Apesar de não o classificar dentro dessa abordagem, o palestrante vê o sistema mundial em momentos de alta condensação com grande potencial explosivo, que pode ser associado ao conceito de bifurcação da física termodinâmica. Segundo ele, trata-se de momentos de alta tensão, de pressão e dispersão, sobre os países, mas que, por outro lado, podem significar ações de grande criatividade e liberdade, ou seja, quando o sistema mundial pode mudar as rotas. “Os EUA enfrentaram várias crises ao longo da sua história e saíram mais que fortalecidos de cada uma delas”.

Ao mencionar o poder americano de se reerguer, citou três momentos cruciais de sua história no século XX: a Grande Depressão, que persistiu ao longo da década de 1930; a divisão da sociedade americana durante a Segunda Guerra Mundial; e a década de 1970, marcada pela derrota no Vietnã e os sucessivos revezes políticos e diplomáticos. “Quando os países não contemplados no acordo da Primeira Guerra (Itália, Japão e Alemanha) começaram a ‘escalar’ na década de 1930 e invadiram alguns territórios, os EUA se retraíram e de 1941 a 1946, período em que aceitaram entrar na guerra, da qual saíram vitoriosos, promoveram sua entrada na Europa e Ásia. A partir daí, a dívida do mundo inteiro estava nas mãos deles. Com isso, tiveram  condição para montar uma ordem para o mundo, com a criação do Banco Mundial, das Nações Unidas, do Conselho de Segurança, ou seja, instituições para ‘gerir’ o mundo.”

Porém, foi o duro golpe sofrido pelos americanos com a perda da Guerra do Vietnã que possibilitou a maior reviravolta: “Outro momento de bifurcação foi a crise de 1970, quando os próprios autores americanos chegaram a decretar o fim da sua hegemonia; período de sucessivas humilhações na política externa americana, mas também momento de oportunidades, em que foram feitas mudanças em sua política econômica internacional. A nova estratégia levou à superação da crise e a uma reviravolta dentro do sistema mundial. Porém, sua definição se estendeu por uma década, pelo menos, de divisão e de lutas internas em torno da Guerra do Vietnã, da crise do Dólar, do Petróleo, do Oriente Médio etc. Não há um só aspecto em que os americanos tenham sido desafiados para o qual não deram uma resposta. Perderam no Vietnã em 1970; no entanto, deram um show militar e tecnológico no Golfo”.
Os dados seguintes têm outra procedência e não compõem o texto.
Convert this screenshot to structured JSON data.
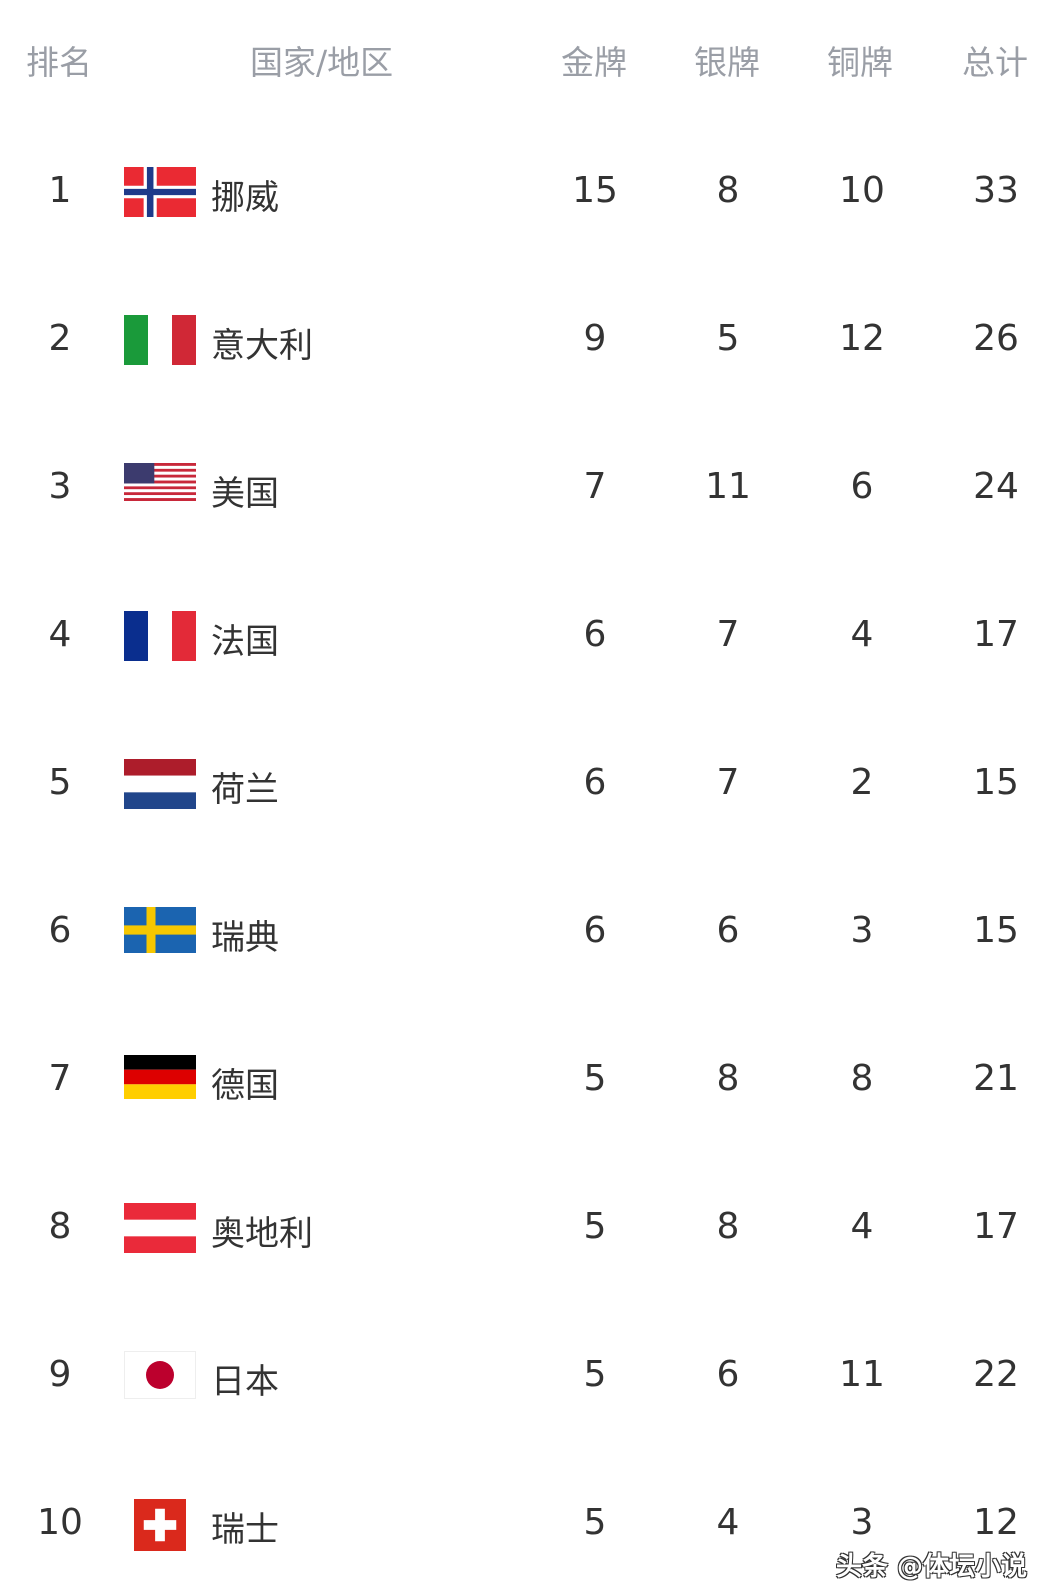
{
  "header": {
    "rank": "排名",
    "country": "国家/地区",
    "gold": "金牌",
    "silver": "银牌",
    "bronze": "铜牌",
    "total": "总计"
  },
  "rows": [
    {
      "rank": "1",
      "country": "挪威",
      "flag": "norway-flag",
      "gold": "15",
      "silver": "8",
      "bronze": "10",
      "total": "33"
    },
    {
      "rank": "2",
      "country": "意大利",
      "flag": "italy-flag",
      "gold": "9",
      "silver": "5",
      "bronze": "12",
      "total": "26"
    },
    {
      "rank": "3",
      "country": "美国",
      "flag": "usa-flag",
      "gold": "7",
      "silver": "11",
      "bronze": "6",
      "total": "24"
    },
    {
      "rank": "4",
      "country": "法国",
      "flag": "france-flag",
      "gold": "6",
      "silver": "7",
      "bronze": "4",
      "total": "17"
    },
    {
      "rank": "5",
      "country": "荷兰",
      "flag": "netherlands-flag",
      "gold": "6",
      "silver": "7",
      "bronze": "2",
      "total": "15"
    },
    {
      "rank": "6",
      "country": "瑞典",
      "flag": "sweden-flag",
      "gold": "6",
      "silver": "6",
      "bronze": "3",
      "total": "15"
    },
    {
      "rank": "7",
      "country": "德国",
      "flag": "germany-flag",
      "gold": "5",
      "silver": "8",
      "bronze": "8",
      "total": "21"
    },
    {
      "rank": "8",
      "country": "奥地利",
      "flag": "austria-flag",
      "gold": "5",
      "silver": "8",
      "bronze": "4",
      "total": "17"
    },
    {
      "rank": "9",
      "country": "日本",
      "flag": "japan-flag",
      "gold": "5",
      "silver": "6",
      "bronze": "11",
      "total": "22"
    },
    {
      "rank": "10",
      "country": "瑞士",
      "flag": "switzerland-flag",
      "gold": "5",
      "silver": "4",
      "bronze": "3",
      "total": "12"
    }
  ],
  "watermark": "头条 @体坛小说"
}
Em relação às tendências futuras, Fiori afirmou que o mundo pode vir a sofrer significativa mudança se houver uma grande aproximação entre Alemanha e Rússia. “Todos falam das vitórias dos EUA na década de 1990, mas, talvez, o grande vencedor da década tenha sido a Alemanha. A união desses dois países muda a configuração geopolítica do mundo. Uma importante questão é se nos próximos vinte anos a Alemanha seguirá apostando nas alianças atuais ou vai se aproximar da Rússia”.